BUSA
100 – Introduction to Accounting
Chapter
3: Analyzing Business Transactions
Using T-accounts
(Debits & Credits, Trial
Balance, and Financial Statements
Schmidt
Purpose: The purpose of this handout is to summarize some key concepts
that will be used repeatedly throughout this course.
This
chapter in perspective:
This chapter will really be an expansion of
what we have done so far. Recall
that we have analyzed transactions.
We
determined what accounts were being utilized, decided whether we wanted to
increase or decrease the account.
We
recorded the transaction under the proper caption. Furthermore, we insured that the equation was in balance
after we recorded the transaction.
Recording transactions under columnar headings is very messy and
inefficient. In this chapter,
we will learn about tools used to record business transactions.

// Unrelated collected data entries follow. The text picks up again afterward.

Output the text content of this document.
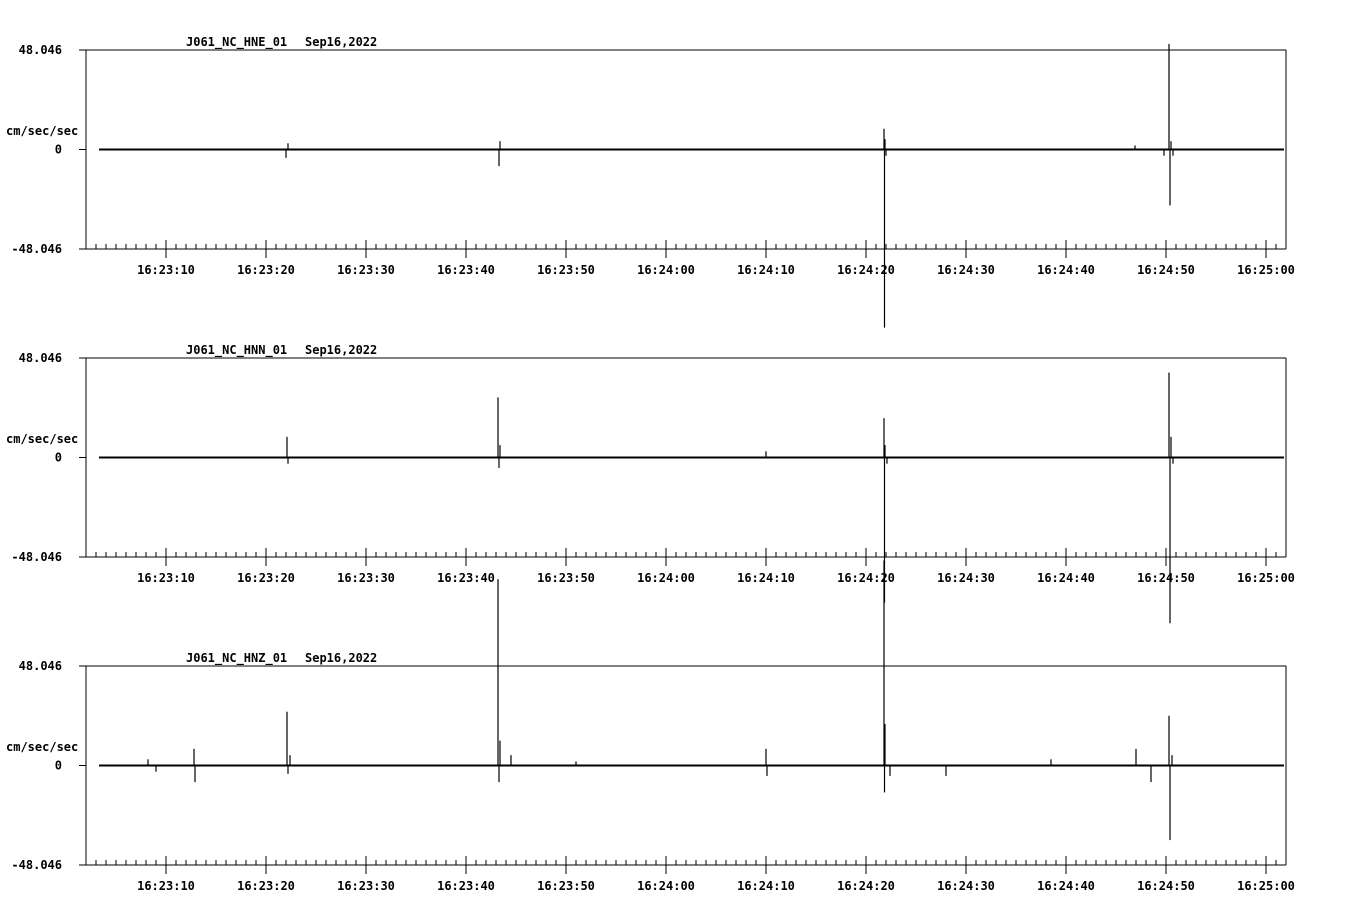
48.046
0
-48.046
cm/sec/sec
J061_NC_HNE_01 Sep16,2022
16:23:10	16:23:20	16:23:30	16:23:40	16:23:50	16:24:00	16:24:10	16:24:20	16:24:30	16:24:40	16:24:50	16:25:00
48.046
0
-48.046
cm/sec/sec
J061_NC_HNN_01 Sep16,2022
16:23:10	16:23:20	16:23:30	16:23:40	16:23:50	16:24:00	16:24:10	16:24:20	16:24:30	16:24:40	16:24:50	16:25:00
48.046
0
-48.046
cm/sec/sec
J061_NC_HNZ_01 Sep16,2022
16:23:10	16:23:20	16:23:30	16:23:40	16:23:50	16:24:00	16:24:10	16:24:20	16:24:30	16:24:40	16:24:50	16:25:00
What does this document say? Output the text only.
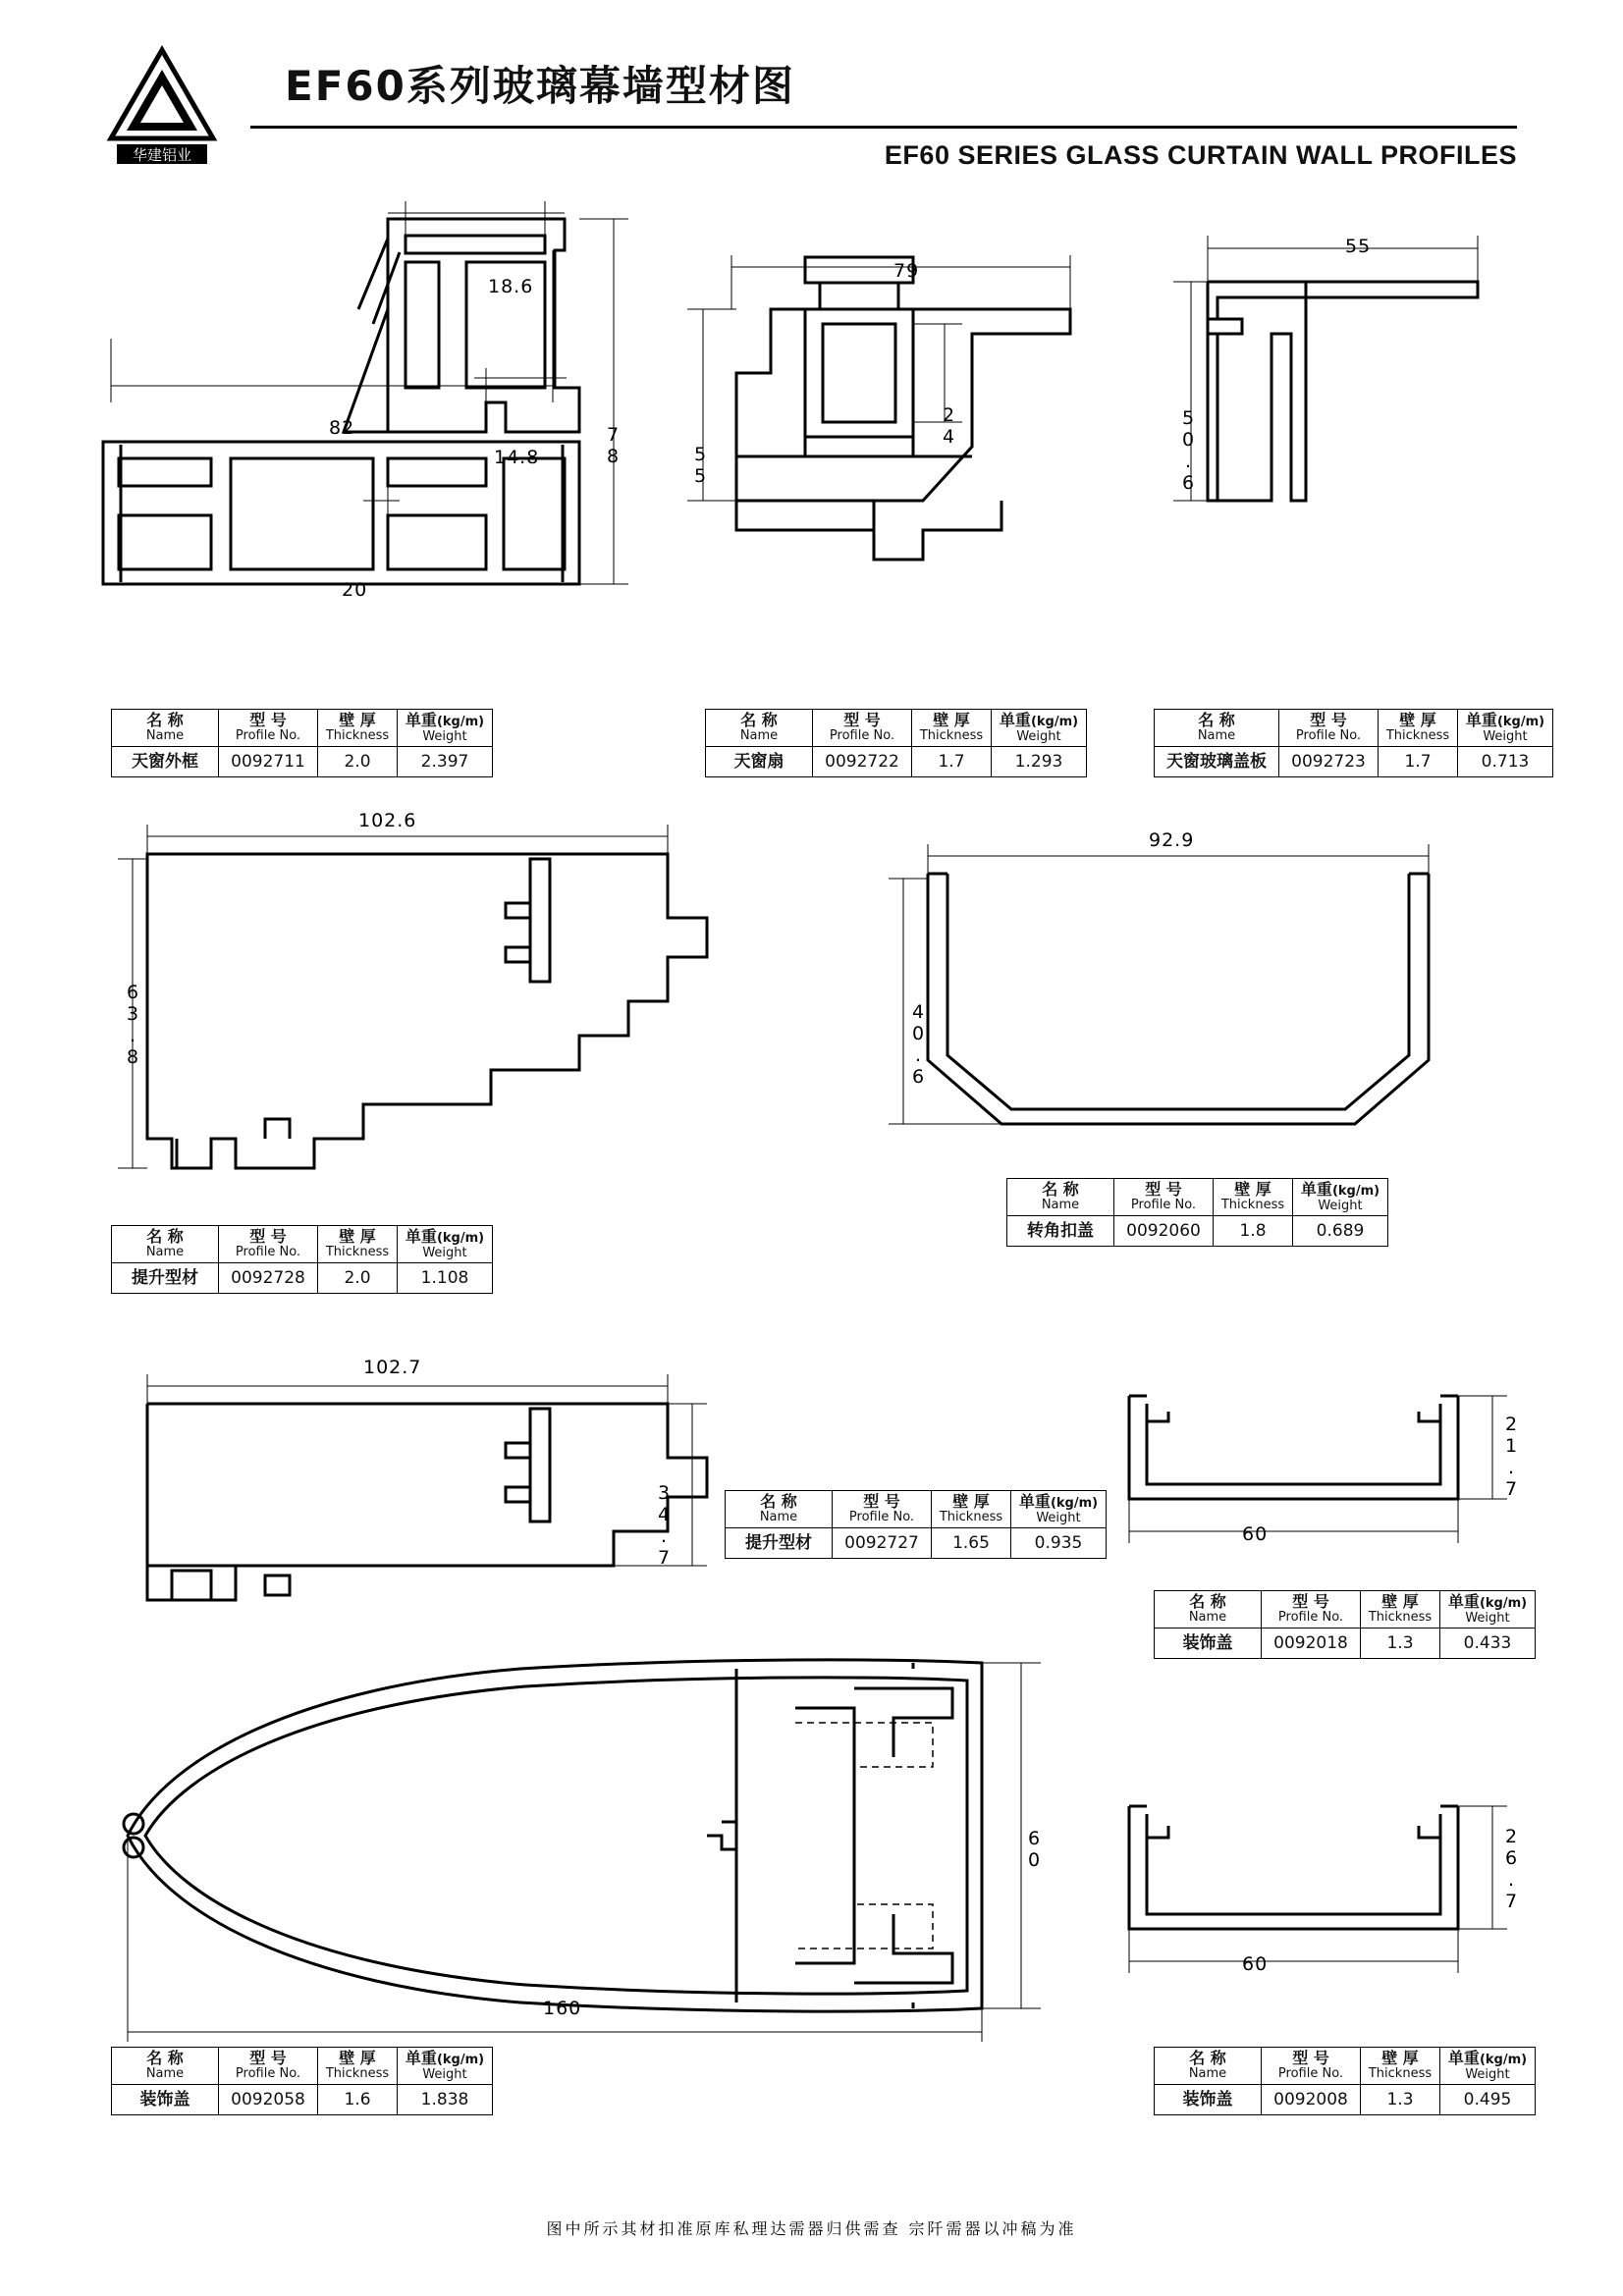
华建铝业
EF60系列玻璃幕墙型材图
EF60 SERIES GLASS CURTAIN WALL PROFILES
18.6
82
14.8	78
20
79
55
24
55
50.6
名 称
Name	型 号
Profile No.	壁 厚
Thickness	单重(kg/m)
Weight

天窗外框	0092711	2.0	2.397
名 称
Name	型 号
Profile No.	壁 厚
Thickness	单重(kg/m)
Weight

天窗扇	0092722	1.7	1.293
名 称
Name	型 号
Profile No.	壁 厚
Thickness	单重(kg/m)
Weight

天窗玻璃盖板	0092723	1.7	0.713
102.6
63.8
92.9
40.6
名 称
Name	型 号
Profile No.	壁 厚
Thickness	单重(kg/m)
Weight

转角扣盖	0092060	1.8	0.689
名 称
Name	型 号
Profile No.	壁 厚
Thickness	单重(kg/m)
Weight

提升型材	0092728	2.0	1.108
102.7
34.7	名 称
Name	型 号
Profile No.	壁 厚
Thickness	单重(kg/m)
Weight

提升型材	0092727	1.65	0.935
21.7
60
名 称
Name	型 号
Profile No.	壁 厚
Thickness	单重(kg/m)
Weight

装饰盖	0092018	1.3	0.433
60
160
26.7
60
名 称
Name	型 号
Profile No.	壁 厚
Thickness	单重(kg/m)
Weight

装饰盖	0092058	1.6	1.838
名 称
Name	型 号
Profile No.	壁 厚
Thickness	单重(kg/m)
Weight

装饰盖	0092008	1.3	0.495
图中所示其材扣准原库私理达需器归供需查 宗阡需器以冲稿为准
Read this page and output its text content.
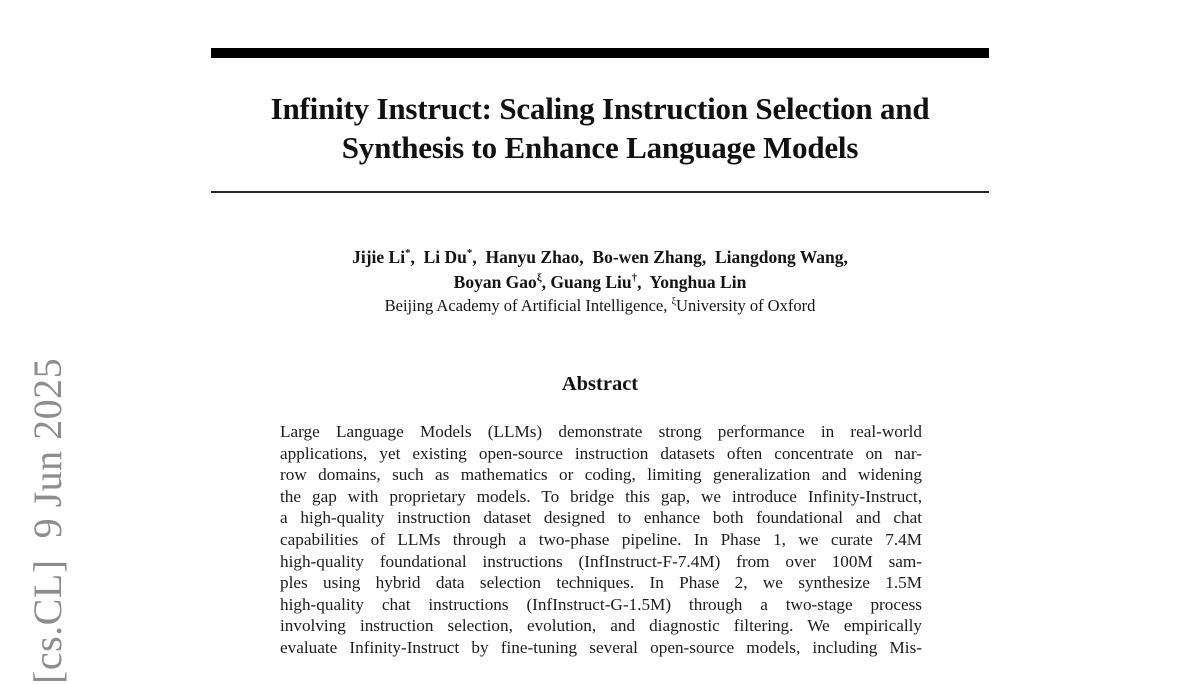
[cs.CL]  9 Jun 2025
Infinity Instruct: Scaling Instruction Selection and
Synthesis to Enhance Language Models
Jijie Li*,  Li Du*,  Hanyu Zhao,  Bo-wen Zhang,  Liangdong Wang,
Boyan Gao$^\xi$, Guang Liu†,  Yonghua Lin
Beijing Academy of Artificial Intelligence, $^\xi$University of Oxford
Abstract
Large Language Models (LLMs) demonstrate strong performance in real-world
applications, yet existing open-source instruction datasets often concentrate on nar-
row domains, such as mathematics or coding, limiting generalization and widening
the gap with proprietary models. To bridge this gap, we introduce Infinity-Instruct,
a high-quality instruction dataset designed to enhance both foundational and chat
capabilities of LLMs through a two-phase pipeline. In Phase 1, we curate 7.4M
high-quality foundational instructions (InfInstruct-F-7.4M) from over 100M sam-
ples using hybrid data selection techniques. In Phase 2, we synthesize 1.5M
high-quality chat instructions (InfInstruct-G-1.5M) through a two-stage process
involving instruction selection, evolution, and diagnostic filtering. We empirically
evaluate Infinity-Instruct by fine-tuning several open-source models, including Mis-
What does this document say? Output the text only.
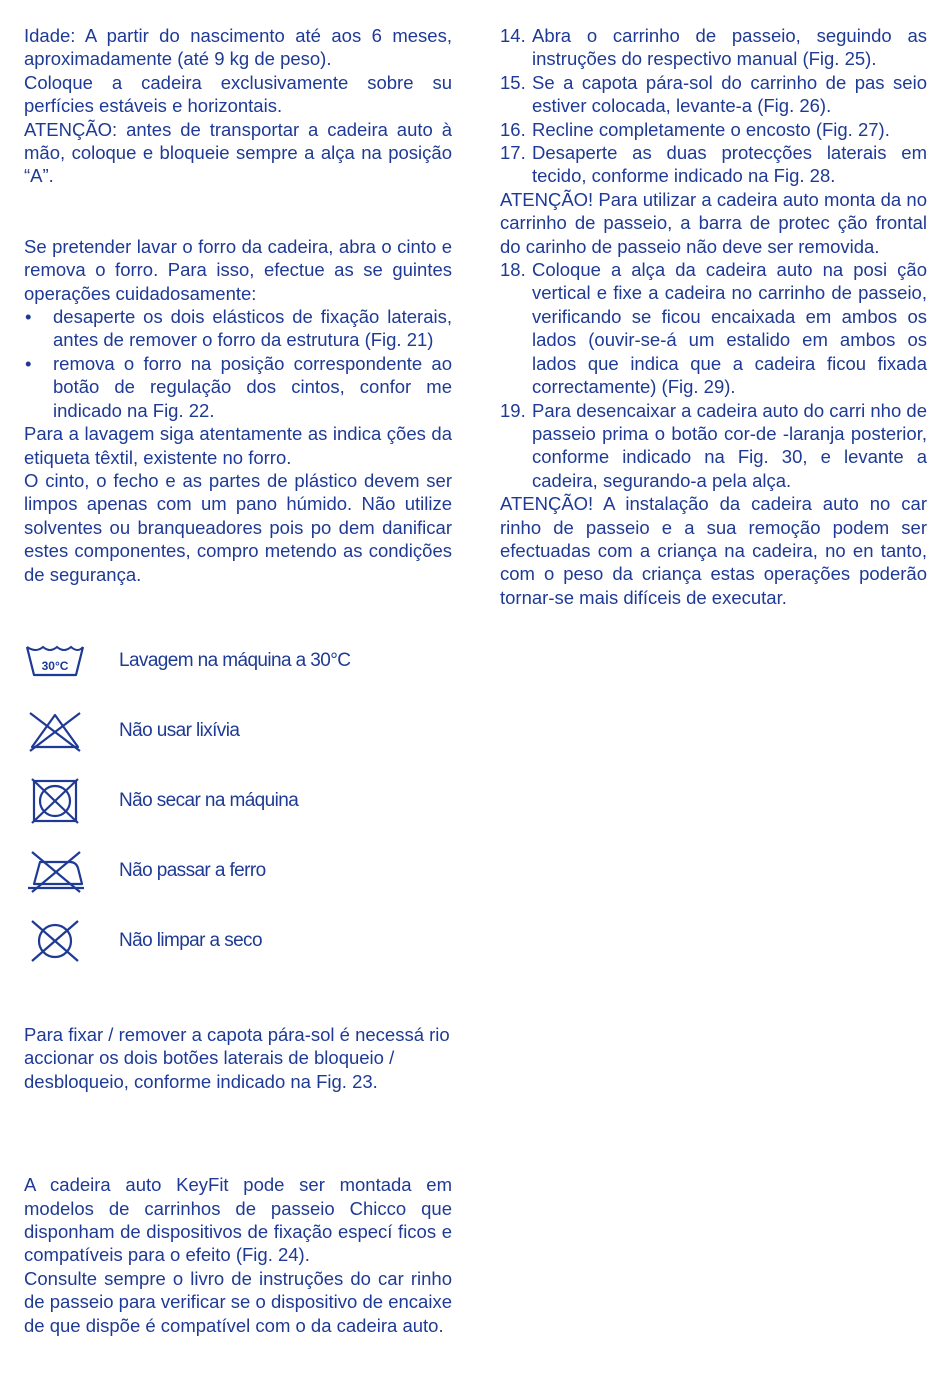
Idade: A partir do nascimento até aos 6 meses, aproximadamente (até 9 kg de peso).

Coloque a cadeira exclusivamente sobre su perfícies estáveis e horizontais.

ATENÇÃO: antes de transportar a cadeira auto à mão, coloque e bloqueie sempre a alça na posição “A”.

Se pretender lavar o forro da cadeira, abra o cinto e remova o forro. Para isso, efectue as se guintes operações cuidadosamente:

• desaperte os dois elásticos de fixação laterais, antes de remover o forro da estrutura (Fig. 21)
• remova o forro na posição correspondente ao botão de regulação dos cintos, confor me indicado na Fig. 22.

Para a lavagem siga atentamente as indica ções da etiqueta têxtil, existente no forro.

O cinto, o fecho e as partes de plástico devem ser limpos apenas com um pano húmido. Não utilize solventes ou branqueadores pois po dem danificar estes componentes, compro metendo as condições de segurança.

30°C	Lavagem na máquina a 30°C
Não usar lixívia
Não secar na máquina
Não passar a ferro
Não limpar a seco

Para fixar / remover a capota pára-sol é necessá rio accionar os dois botões laterais de bloqueio / desbloqueio, conforme indicado na Fig. 23.

A cadeira auto KeyFit pode ser montada em modelos de carrinhos de passeio Chicco que disponham de dispositivos de fixação especí ficos e compatíveis para o efeito (Fig. 24).

Consulte sempre o livro de instruções do car rinho de passeio para verificar se o dispositivo de encaixe de que dispõe é compatível com o da cadeira auto.

14. Abra o carrinho de passeio, seguindo as instruções do respectivo manual (Fig. 25).
15. Se a capota pára-sol do carrinho de pas seio estiver colocada, levante-a (Fig. 26).
16. Recline completamente o encosto (Fig. 27).
17. Desaperte as duas protecções laterais em tecido, conforme indicado na Fig. 28.

ATENÇÃO! Para utilizar a cadeira auto monta da no carrinho de passeio, a barra de protec ção frontal do carinho de passeio não deve ser removida.

18. Coloque a alça da cadeira auto na posi ção vertical e fixe a cadeira no carrinho de passeio, verificando se ficou encaixada em ambos os lados (ouvir-se-á um estalido em ambos os lados que indica que a cadeira ficou fixada correctamente) (Fig. 29).
19. Para desencaixar a cadeira auto do carri nho de passeio prima o botão cor-de -laranja posterior, conforme indicado na Fig. 30, e levante a cadeira, segurando-a pela alça.

ATENÇÃO! A instalação da cadeira auto no car rinho de passeio e a sua remoção podem ser efectuadas com a criança na cadeira, no en tanto, com o peso da criança estas operações poderão tornar-se mais difíceis de executar.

This chapter will serve as a stepping-stone to the next chapter.
T-Accounts
T-Accounts will replace the columnar headings
we have been using so far. A
T-Account looks like a big T. Each
account will have its own T. Depending
on the type of account that we will use, increases and decreases will be
recorded on the appropriate debit or credit side.
·
A debit just means
the left side.
·
A credit just means
the right side.
·
You summarize a
T-Account by adding up both sides and placing the balance of the account
(the difference between the two sides) on the side with the larger total.
This is called “footing” an account.
·
We will utilize
T-Accounts to help us understand the five basic rules of accounting.
*
One thing to keep in mind: Debits equal credits--ALWAYS!!!
· Normal Balance – The side of the account that receives the increase.
All accounts should have normal balances.
See rules for debits and credits on separate
handout
Trial
Balance
·
Prepared after
transactions have been recorded.
·
All accounts should
have normal balances.
·
Purpose is to prove
equality of debits and credits.
·
If the Trial
Balance totals are not equal, the financial statements will not balance.
·
If the Trial
Balance totals do not equal, try the following:
Look for balances that are not normal.
Check the transfer of totals from T-Accounts to the Trial Balance.
Re-add the columns.
Re-compute the account totals.
Look for the total difference, half the difference, or double the
difference.
If the difference is divisible by 9, then you most likely have a
transposition error or a slide error.
Financial
Statements
·
The result of the
“summarizing” process of accounting.
·
All financial
statements are inter-connected; therefore, the order of preparation is
important.
· Headings are important:
Each financial statement has a three-part heading
Name of the Company
Name of the Statement
Time period covered – or date
Dollar
signs, total lines, and double-ruled lines are important.
These
go out to external users. The appearance is important.
· Three financial statements that we will learn and expand upon during the semester:
Income Statement
Statement of Owner’s Equity
Balance Sheet
(See previous chapter notes. Again, STUDY THESE as we will use them in every chapter from here on out.)
Chart of Accounts
A chart of accounts
is a list of all the accounts that a business uses. Accounts are
assigned numbers based on the type of account. No matter how many
digits are included in an account number, all companies keep a uniform
numbering system where all assets begin with a 1, all liabilities begin with
a 2, all equity accounts begin with a 3, all revenue accounts begin with a 4
and all expense accounts begin with a 5. An example of a typical numbering
system can be found on page 75 of your texts.
Permanent and Temporary Accounts
All accounts are either considered permanent or temporary....one or the
other. Accounts that have balances that are carried forward from one
period to the next are called permanent or real accounts. These would
include asset, liability, and owner's equity accounts (except for drawing.)
In other words, all BALANCE SHEET accounts are considered real or permanent.
Temporary accounts, on the other hand, are temporary which means they must start over at the beginning of the next period. These are also known as nominal accounts. Revenue and expense accounts, along with the drawing account, are considered nominal or temporary. We will discuss how closing entries work -- and how the process of closing the nominal accounts out to zero-- in the next chapter.